Austin Bank is a family-run bank with 30 locations in 21 cities and 10 East Texas counties. It has undergone exceptional growth due to several recent mergers while its online and mobile banking operations have also grown based on increased customer traffic. The bank has 22,000 online banking customers it needs to keep satisfied and loyal.
The goal was to build a strong Internet customer service capability; consequently, the bank implemented load balancers to manage its increased traffic and maintain high availability of Web infrastructure in order to keep its website and banking applications up and running. Load balancers — also known as application front-end devices, application delivery controllers and Web front-ends — distribute the traffic load between two or more servers, network links, CPUs, hard drives or other resources, and off-load compute-intensive tasks from servers in order to optimize resource utilization, throughput, and response time. If customers have to wait too long for transactions, they may leave the bank for a competitor, which means loss of revenue and the expense of having to find new customers.
Recently, Austin Bank chose to deploy software-based load balancing appliances in its data centers to work in conjunction with its existing appliances. These virtual load balancing appliances, or software-based ADCs, provide many or all of the same functionality that is resident in hardware-based appliances, but with the added benefit of being tightly integrated with the virtualization platform’s hypervisor or virtual machine manager. This allows multiple operating systems, also known as guests, to run concurrently on a host computer, resulting in easier management and better efficiency.
When Something Works, Stick With It
Austin Bank purchased KEMP Technologies’ hardware-based LoadMaster application delivery controllers in 2005 to manage server traffic for online banking. To support its most recent growth in customers following a merger, the bank recently purchased the Virtual LoadMaster and LoadMaster DR to work in conjunction with the existing physical boxes.
The VLM is a software version of the server load balancer, running in a virtualized environment. Virtualization can make multiple ADCs, servers or applications function autonomously within a single hardware device, meaning that each virtual ADC has its own set of rules separately managed from one another, and overall management is centralized. There is no need to maintain hardware and costs associated with power consumption are reduced or eliminated. Customers connect to the fastest performing data center or server for reliable and continuous connectivity. When a primary site is down, traffic is diverted to the disaster recovery site. Customers can bank at their convenience.

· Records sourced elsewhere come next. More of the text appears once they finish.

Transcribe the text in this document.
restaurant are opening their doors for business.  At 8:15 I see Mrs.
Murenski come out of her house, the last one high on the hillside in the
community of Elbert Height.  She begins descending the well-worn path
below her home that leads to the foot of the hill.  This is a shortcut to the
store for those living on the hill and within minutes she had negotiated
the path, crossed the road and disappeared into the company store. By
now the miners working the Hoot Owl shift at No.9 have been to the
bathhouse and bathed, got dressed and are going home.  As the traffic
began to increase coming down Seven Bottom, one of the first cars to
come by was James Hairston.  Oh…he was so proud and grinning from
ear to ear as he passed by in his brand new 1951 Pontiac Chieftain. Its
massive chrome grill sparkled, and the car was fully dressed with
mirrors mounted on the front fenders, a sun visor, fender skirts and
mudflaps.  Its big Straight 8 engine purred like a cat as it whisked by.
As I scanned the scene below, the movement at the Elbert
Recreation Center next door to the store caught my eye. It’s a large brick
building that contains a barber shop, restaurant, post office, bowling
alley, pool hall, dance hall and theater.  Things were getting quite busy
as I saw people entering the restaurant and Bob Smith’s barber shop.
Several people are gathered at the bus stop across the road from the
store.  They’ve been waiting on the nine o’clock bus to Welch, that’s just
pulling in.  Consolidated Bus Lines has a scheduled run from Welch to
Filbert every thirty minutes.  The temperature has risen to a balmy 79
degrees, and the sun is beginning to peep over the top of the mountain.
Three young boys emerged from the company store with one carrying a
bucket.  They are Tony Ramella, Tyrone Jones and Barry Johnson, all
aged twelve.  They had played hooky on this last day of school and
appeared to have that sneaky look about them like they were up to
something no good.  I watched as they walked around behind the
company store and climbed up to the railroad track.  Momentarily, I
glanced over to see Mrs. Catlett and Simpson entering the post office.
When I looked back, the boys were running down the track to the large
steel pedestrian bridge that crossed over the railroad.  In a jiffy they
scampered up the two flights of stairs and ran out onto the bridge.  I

Currently, the bank has two Texas physical data centers — one in Whitehouse and one in Longview, which are about 40 miles apart. It is able to have a hot standby that can handle daily traffic and also be available in case of failure at the second data center location. The bank did experience one failure on a busy Friday with its exchange server and the load balancer appliance handled all the additional traffic that was routed to it. Conversely, a physical server, even when idle still requires ongoing backups, maintenance and licensing costs — not to mention the energy costs associated with running it.
In addition to its hardware appliances, the bank’s latest virtual solution simplifies its network architecture and keeps its external traffic separate from internal traffic. The external traffic from customers is now being handled by the virtual load balancer, which eliminates the power and maintenance cost. Ongoing management is simpler, which further helps reduce operating expenses and increases return on investment. As with a hardware ADC, there is the same Web user interface for ease of management and administration.
Using a virtual machine, Austin Bank can avoid having to take a server down for maintenance. Online banking traffic is heaviest in the evening — a time of day when maintenance tasks are usually scheduled. Therefore, it is not conducive to doing scheduled maintenance on physical servers or the network in the evening.
Support for Online Growth
The bank also found initial installation of the virtual appliance to be quite simple. It was up and running in less than two days without having to take the network out of service. The IT staff was able to do the set-up on its own without help from the vendor. Setup without service disruption was important to the bank as the installation occurred in December — a busy online shopping time when retailers and individuals are using the banking network in high volume.
“There is never a good time to do backbone work, but with the virtual appliance the work is seamless and non-intrusive,” said Jeff Sowell, Austin Bank vice president in charge of network support. The bank felt secure in knowing that the load balancers would work immediately without risk to everyday traffic.
Using the virtual machine has many advantages, including the ability to make changes and provide enhancements to the website more quickly and eliminating the need for domain name server changes. The DNS is used to map IP addresses to domain names, which people use to reference computers. For example, with its 22,000 online banking customers, Austin Bank has recently implemented mobile banking for the iPhone. All mobile traffic goes to the virtual appliance, which provides better performance than the existing boxes.
With its new data center products installed, Austin Bank can continue to be a medium-sized bank and offer the capabilities of a big bank.
Peter Melerud is co-founder and vice president product development at KEMP Technologies.